For a study, researchers sought to assess the cognitive outcomes of patients receiving open radical nephrectomy (RN), inferior vena cava (IVC) thrombectomy, and profound hypothermic circulatory arrest with vs. without cardiopulmonary bypass (CPB).
From January 2013 to December 2019, a prospective, 6-month observational analysis of renal cell carcinoma patients receiving RN and having level II-IV IVC thrombus was carried out. Before surgery, 1 week after surgery, and 6 months later, a battery of standardized neuropsychological tests was administered to evaluate each patient’s multi-domain cognitive function, including attention, executive functions, working memory, short- and long-term delay recall, visuomotor speed, and verbal fluency.
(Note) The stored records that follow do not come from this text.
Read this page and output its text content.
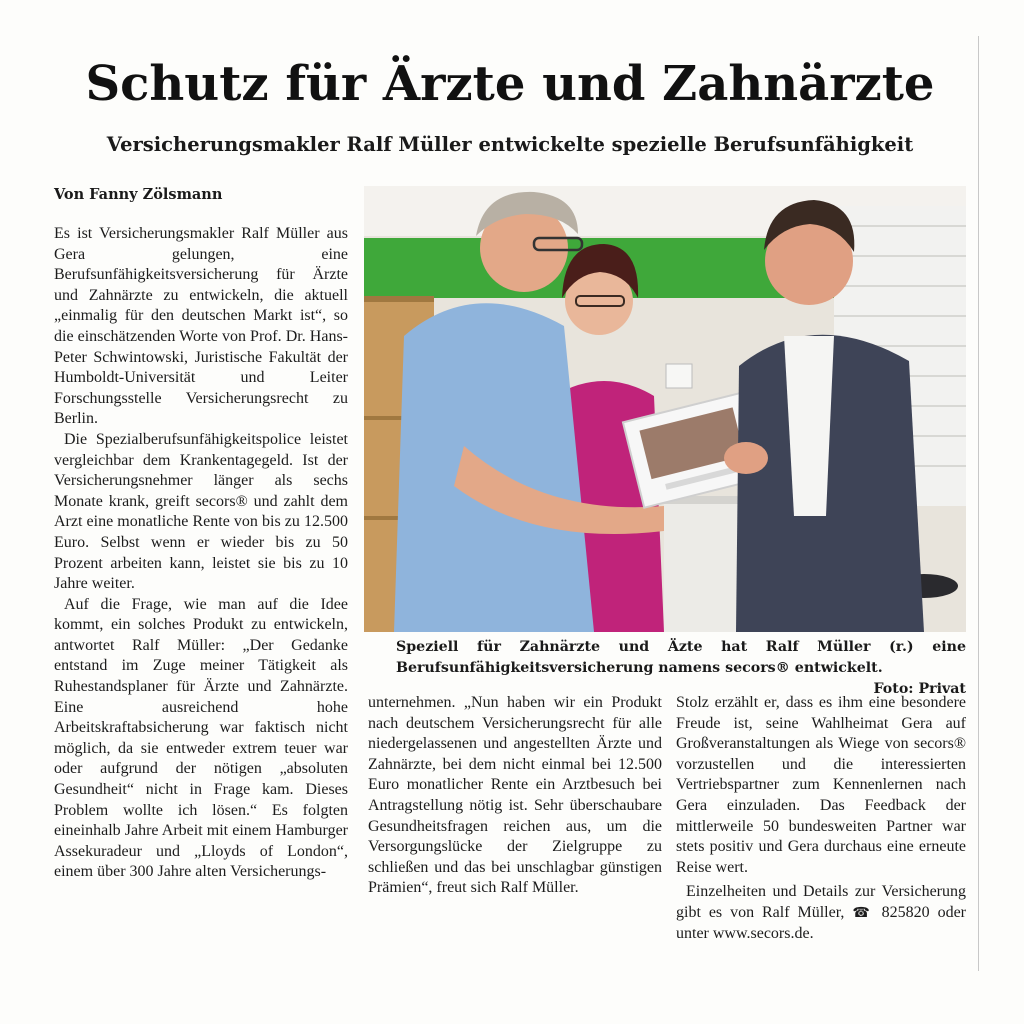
Schutz für Ärzte und Zahnärzte
Versicherungsmakler Ralf Müller entwickelte spezielle Berufsunfähigkeit
Von Fanny Zölsmann

Es ist Versicherungsmakler Ralf Müller aus Gera gelungen, eine Berufsunfähigkeitsversicherung für Ärzte und Zahnärzte zu entwickeln, die aktuell „einmalig für den deutschen Markt ist“, so die einschätzenden Worte von Prof. Dr. Hans-Peter Schwintowski, Juristische Fakultät der Humboldt-Universität und Leiter Forschungsstelle Versicherungsrecht zu Berlin.

Die Spezialberufsunfähigkeitspolice leistet vergleichbar dem Krankentagegeld. Ist der Versicherungsnehmer länger als sechs Monate krank, greift secors® und zahlt dem Arzt eine monatliche Rente von bis zu 12.500 Euro. Selbst wenn er wieder bis zu 50 Prozent arbeiten kann, leistet sie bis zu 10 Jahre weiter.

Auf die Frage, wie man auf die Idee kommt, ein solches Produkt zu entwickeln, antwortet Ralf Müller: „Der Gedanke entstand im Zuge meiner Tätigkeit als Ruhestandsplaner für Ärzte und Zahnärzte. Eine ausreichend hohe Arbeitskraftabsicherung war faktisch nicht möglich, da sie entweder extrem teuer war oder aufgrund der nötigen „absoluten Gesundheit“ nicht in Frage kam. Dieses Problem wollte ich lösen.“ Es folgten eineinhalb Jahre Arbeit mit einem Hamburger Assekuradeur und „Lloyds of London“, einem über 300 Jahre alten Versicherungs-

Speziell für Zahnärzte und Äzte hat Ralf Müller (r.) eine Berufsunfähigkeitsversicherung namens secors® entwickelt.
Foto: Privat

unternehmen. „Nun haben wir ein Produkt nach deutschem Versicherungsrecht für alle niedergelassenen und angestellten Ärzte und Zahnärzte, bei dem nicht einmal bei 12.500 Euro monatlicher Rente ein Arztbesuch bei Antragstellung nötig ist. Sehr überschaubare Gesundheitsfragen reichen aus, um die Versorgungslücke der Zielgruppe zu schließen und das bei unschlagbar günstigen Prämien“, freut sich Ralf Müller.

Stolz erzählt er, dass es ihm eine besondere Freude ist, seine Wahlheimat Gera auf Großveranstaltungen als Wiege von secors® vorzustellen und die interessierten Vertriebspartner zum Kennenlernen nach Gera einzuladen. Das Feedback der mittlerweile 50 bundesweiten Partner war stets positiv und Gera durchaus eine erneute Reise wert.

Einzelheiten und Details zur Versicherung gibt es von Ralf Müller, ☎ 825820 oder unter www.secors.de.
A 20% decrease in at least 20% of the primary factors was deemed cognitively impaired. The incidence of cognitive impairment at 6 months postoperatively was the main outcome, and general linear mixed models were used to assess it. Analysis was done on 26 patients who received CPB and 39 patients who received non-CPB treatment. Between the two groups, there were no discernible variations in cognitive impairment. At one week following surgery, the incidence of cognitive impairment was 38.5% in the CPB group and 30.8% in the non-CPB group (P =.52); at 6 months, the incidence was 11.5% and 10.3% (P = 1.00). According to a multivariate analysis, the sole risk factor for cognitive impairment 1 week after surgery was the predicted blood loss.
In the research, patients with renal cell carcinoma who had open RN and IVC thrombectomy with or without CPB and profound hypothermic circulatory arrest revealed no significant variations in their postoperative to cognitive performance. Cognitive impairment was discovered to be related to estimated blood loss 6 months after surgery.